Ohio State's season opener against Oregon was postponed by nearly 70 minutes due to the bad weather in Columbus. At half-time, OSU went into the dressing room with a 42-14 lead when the delay was announced:
Here at Ohio Stadium they announced that due to "bad weather" it will be at least 30 minutes before the game resumes.
– Lori Schmidt (@LoriSchmidt) September 1, 2018
In the area it rained violently:
During a college football game, there are several employees who monitor the weather conditions in the area Area:
Former Florida affiliate AD Chip Howard was involved in Gators 2014 long Idaho game delay, due to lightning in Gainesville (Glensville).

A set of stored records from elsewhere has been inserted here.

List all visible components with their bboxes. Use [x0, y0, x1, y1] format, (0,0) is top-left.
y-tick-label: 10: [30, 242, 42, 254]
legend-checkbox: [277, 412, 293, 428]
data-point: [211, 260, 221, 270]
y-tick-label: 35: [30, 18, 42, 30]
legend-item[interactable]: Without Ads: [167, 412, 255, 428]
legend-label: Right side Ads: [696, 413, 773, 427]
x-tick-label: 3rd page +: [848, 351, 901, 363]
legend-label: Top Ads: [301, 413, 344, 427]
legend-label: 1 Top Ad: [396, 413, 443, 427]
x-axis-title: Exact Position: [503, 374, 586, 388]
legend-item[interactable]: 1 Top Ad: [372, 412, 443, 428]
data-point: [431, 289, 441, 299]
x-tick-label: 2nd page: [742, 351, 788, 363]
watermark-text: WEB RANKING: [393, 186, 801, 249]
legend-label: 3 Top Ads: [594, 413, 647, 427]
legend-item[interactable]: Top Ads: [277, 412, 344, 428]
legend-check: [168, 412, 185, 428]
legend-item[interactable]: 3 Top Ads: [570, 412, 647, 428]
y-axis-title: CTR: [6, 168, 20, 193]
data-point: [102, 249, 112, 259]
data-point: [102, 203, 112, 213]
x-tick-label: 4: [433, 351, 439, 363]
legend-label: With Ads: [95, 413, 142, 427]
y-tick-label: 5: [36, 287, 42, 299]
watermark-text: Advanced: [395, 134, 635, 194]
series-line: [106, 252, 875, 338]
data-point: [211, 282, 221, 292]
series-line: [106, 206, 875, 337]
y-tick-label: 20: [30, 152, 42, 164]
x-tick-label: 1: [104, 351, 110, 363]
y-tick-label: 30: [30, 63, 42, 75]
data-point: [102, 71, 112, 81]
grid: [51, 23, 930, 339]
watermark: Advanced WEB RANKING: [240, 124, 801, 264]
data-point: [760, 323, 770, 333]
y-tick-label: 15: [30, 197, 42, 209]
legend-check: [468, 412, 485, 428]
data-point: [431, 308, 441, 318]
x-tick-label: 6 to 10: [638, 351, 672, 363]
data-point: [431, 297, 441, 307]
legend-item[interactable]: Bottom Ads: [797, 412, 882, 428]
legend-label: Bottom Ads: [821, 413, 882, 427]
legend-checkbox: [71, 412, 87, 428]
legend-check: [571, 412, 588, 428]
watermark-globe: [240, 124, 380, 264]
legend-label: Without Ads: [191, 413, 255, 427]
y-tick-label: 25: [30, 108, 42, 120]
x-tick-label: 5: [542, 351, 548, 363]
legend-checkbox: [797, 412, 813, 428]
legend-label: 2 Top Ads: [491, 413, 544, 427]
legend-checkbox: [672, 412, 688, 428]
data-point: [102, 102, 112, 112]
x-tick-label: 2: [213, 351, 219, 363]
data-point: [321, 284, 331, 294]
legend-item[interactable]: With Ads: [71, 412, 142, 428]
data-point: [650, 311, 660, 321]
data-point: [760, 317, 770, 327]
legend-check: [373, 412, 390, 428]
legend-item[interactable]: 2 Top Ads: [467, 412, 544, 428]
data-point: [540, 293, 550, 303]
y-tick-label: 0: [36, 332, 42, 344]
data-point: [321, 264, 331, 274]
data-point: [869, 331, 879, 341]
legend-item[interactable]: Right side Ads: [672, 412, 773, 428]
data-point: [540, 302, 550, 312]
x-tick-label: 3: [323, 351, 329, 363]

"The lightning when it's 15 miles [away] we let the coaches know and the umpire, "said Howard." And then, when it hits eight miles, you begin to doubt. That's the easy part of it. The hard part is figuring out and forecasting because you have television, you have two coaches that are intense and hard-fought, and you have to worry the fans first and foremost. We have pretty accurate protocols that we will implement soon as that. So, all these things just go according to plan, what does not happen is 'OK, how long will it take?' After a lightning strike, it's 30 minutes before you can resume the game, "according to NCAA rules
Most teams have a centralized ability to monitor the weather, sometimes campuses have their own, and sometimes they use common services like AccuWeather Florida has a volunteer lightning scientist who sits with the operations staff during the games Marshall uses third-party software specifically to track lightning.
After the initial delay, the game resumed around 3:10 pm ET Two years ago, Ohio State's Oklahoma season opener was delayed due to lightning in Norman.